Halling Cecilie, Raymond Tia, Brown Larry Steven, Ades Anne, Foglia Elizabeth E, Allen Emilie, Wyckoff Myra H
Division of Neonatology, Department of Pediatrics, Nationwide Children's Hospital, Columbus, OH, USA.
Division of Cardiac Critical Care, Department of Pediatrics, Medical City Children's Hospital, Dallas, TX, USA.
Resuscitation. 2021 Jan;158:236-242. doi: 10.1016/j.resuscitation.2020.10.007. Epub 2020 Oct 17.
Cardiopulmonary resuscitation (CPR) in the delivery room (DR) after birth is rare. We hypothesized that factors related to maternal, delivery, infant and resuscitation event characteristics associated with outcomes could be identified. We also hypothesized there would be substantial variation from the Neonatal Resuscitation Program (NRP) algorithm.
Retrospective review of all neonates receiving chest compressions in the DR from the AHA Get With The Guidelines-Resuscitation registry from 2001 to 2014. The primary outcome was return of spontaneous circulation (ROSC) in the DR. Secondary outcome was survival to hospital discharge. Descriptive statistics were used to characterize data. Odds ratios with confidence intervals were calculated as appropriate to compare survivors and non-survivors.
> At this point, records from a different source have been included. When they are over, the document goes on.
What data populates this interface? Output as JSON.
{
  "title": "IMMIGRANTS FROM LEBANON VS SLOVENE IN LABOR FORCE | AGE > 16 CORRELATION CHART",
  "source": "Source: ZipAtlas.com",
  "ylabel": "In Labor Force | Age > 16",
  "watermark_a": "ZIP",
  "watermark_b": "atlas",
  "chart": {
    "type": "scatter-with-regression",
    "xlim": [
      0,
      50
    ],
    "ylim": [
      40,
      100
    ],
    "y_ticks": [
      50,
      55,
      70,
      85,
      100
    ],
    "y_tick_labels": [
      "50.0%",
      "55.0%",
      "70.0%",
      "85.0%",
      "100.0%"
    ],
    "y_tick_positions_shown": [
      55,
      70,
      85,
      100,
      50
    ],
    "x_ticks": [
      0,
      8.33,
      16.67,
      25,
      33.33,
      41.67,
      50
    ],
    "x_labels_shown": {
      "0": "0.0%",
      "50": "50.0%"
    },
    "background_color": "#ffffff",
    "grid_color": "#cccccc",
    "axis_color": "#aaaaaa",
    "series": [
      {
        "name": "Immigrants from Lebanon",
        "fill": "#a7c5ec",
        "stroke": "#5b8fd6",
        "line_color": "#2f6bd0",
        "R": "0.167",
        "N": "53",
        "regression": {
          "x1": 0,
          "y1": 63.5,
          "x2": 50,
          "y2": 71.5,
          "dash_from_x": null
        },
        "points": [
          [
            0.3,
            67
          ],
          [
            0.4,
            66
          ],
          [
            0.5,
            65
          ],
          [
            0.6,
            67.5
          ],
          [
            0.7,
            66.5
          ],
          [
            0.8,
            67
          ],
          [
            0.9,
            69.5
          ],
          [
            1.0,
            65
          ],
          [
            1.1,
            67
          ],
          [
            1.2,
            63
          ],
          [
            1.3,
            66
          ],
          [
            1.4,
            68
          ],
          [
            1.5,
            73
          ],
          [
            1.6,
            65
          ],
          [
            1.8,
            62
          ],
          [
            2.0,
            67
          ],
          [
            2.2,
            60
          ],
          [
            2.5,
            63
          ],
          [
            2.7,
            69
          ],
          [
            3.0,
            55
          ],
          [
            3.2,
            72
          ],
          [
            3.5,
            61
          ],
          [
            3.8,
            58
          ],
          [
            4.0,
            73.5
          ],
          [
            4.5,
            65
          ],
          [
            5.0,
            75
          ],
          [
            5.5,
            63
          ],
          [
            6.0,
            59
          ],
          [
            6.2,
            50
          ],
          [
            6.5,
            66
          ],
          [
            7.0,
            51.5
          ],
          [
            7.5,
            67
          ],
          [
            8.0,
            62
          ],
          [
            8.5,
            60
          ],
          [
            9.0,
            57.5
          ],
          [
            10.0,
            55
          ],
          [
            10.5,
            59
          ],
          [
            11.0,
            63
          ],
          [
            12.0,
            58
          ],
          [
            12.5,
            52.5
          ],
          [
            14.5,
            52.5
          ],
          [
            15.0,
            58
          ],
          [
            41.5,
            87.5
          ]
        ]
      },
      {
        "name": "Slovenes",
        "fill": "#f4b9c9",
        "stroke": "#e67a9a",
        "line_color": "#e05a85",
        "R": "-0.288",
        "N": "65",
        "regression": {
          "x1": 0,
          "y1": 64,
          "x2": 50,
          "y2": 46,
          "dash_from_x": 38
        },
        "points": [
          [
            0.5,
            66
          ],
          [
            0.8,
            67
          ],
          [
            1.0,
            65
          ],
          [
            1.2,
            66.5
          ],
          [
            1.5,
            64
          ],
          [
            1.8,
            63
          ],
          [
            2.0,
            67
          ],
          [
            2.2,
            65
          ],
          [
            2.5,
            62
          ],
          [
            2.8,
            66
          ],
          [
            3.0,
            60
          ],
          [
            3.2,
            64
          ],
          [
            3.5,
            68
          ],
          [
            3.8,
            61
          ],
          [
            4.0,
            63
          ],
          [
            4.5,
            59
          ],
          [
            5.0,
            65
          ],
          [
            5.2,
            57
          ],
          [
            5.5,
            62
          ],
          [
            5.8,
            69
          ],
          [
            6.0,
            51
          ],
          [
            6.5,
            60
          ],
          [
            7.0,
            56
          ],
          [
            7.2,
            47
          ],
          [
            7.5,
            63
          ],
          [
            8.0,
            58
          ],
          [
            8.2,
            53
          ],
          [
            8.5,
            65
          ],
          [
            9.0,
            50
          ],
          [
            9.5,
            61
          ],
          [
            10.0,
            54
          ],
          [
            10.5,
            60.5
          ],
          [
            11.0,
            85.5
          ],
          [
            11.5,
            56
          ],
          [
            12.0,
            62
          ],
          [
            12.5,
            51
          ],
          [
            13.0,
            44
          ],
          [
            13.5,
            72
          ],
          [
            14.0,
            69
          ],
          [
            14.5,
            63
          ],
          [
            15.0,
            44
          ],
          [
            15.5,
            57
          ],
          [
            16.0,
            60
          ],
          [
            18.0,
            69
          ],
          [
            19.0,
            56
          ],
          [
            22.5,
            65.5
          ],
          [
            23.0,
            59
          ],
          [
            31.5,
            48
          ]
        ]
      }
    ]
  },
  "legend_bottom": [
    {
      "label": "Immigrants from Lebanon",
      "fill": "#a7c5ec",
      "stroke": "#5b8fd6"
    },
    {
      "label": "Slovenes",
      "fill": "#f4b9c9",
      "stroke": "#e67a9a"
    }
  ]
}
There were 1153 neonates who received chest compressions in the DR. ROSC was achieved in 968 (84%) newborns and 761 (66%) survived to hospital discharge. Fifty-one percent of the cohort received chest compressions without medications. Cardiac compressions were initiated within the first minute of life in 76% of the events, and prior to endotracheal intubation in 79% of the events. In univariate analysis, factors such as prematurity, number of endotracheal intubation attempts, increased time to first adrenaline dose, and CPR duration were associated with decreased odds of ROSC in the DR. Longer CPR duration was associated with decreased odds of ROSC in multivariate analysis.
In this cohort of infants receiving chest compressions following delivery, recognizable pre-birth risk factors as well as resuscitation interventions associated with increased and decreased odds of achieving ROSC were identified. Chest compressions were frequently initiated in the first minute of the event and often prior to endotracheal intubation. Further investigations should focus on methods to decrease time to critical resuscitation interventions, such as successful endotracheal intubation and administration of the first dose of adrenaline, in order to improve DR-CPR outcomes.
出生后在产房(DR)进行心肺复苏(CPR)的情况很少见。我们假设可以识别出与产妇、分娩、婴儿以及复苏事件特征相关的、与结局有关的因素。我们还假设与新生儿复苏项目(NRP)算法会存在很大差异。
对2001年至2014年美国心脏协会“遵循指南-复苏”登记处中所有在产房接受胸外按压的新生儿进行回顾性研究。主要结局是在产房恢复自主循环(ROSC)。次要结局是存活至出院。使用描述性统计来描述数据。适当计算比值比及其置信区间以比较存活者和非存活者。
有1153例新生儿在产房接受了胸外按压。968例(84%)新生儿实现了ROSC,761例(66%)存活至出院。该队列中有51%的新生儿接受了无药物的胸外按压。76%的事件在出生后第一分钟内开始进行心脏按压,79%的事件在气管插管前开始。在单因素分析中,早产、气管插管尝试次数、首次给予肾上腺素的时间增加以及心肺复苏持续时间等因素与在产房实现ROSC的几率降低有关。在多因素分析中,较长的心肺复苏持续时间与ROSC几率降低有关。
在这个分娩后接受胸外按压的婴儿队列中,识别出了出生前可识别的危险因素以及与实现ROSC几率增加和降低相关的复苏干预措施。胸外按压通常在事件发生的第一分钟内开始,且常在气管插管前进行。进一步的研究应侧重于减少关键复苏干预措施(如成功气管插管和首次给予肾上腺素)的时间的方法,以改善产房心肺复苏的结局。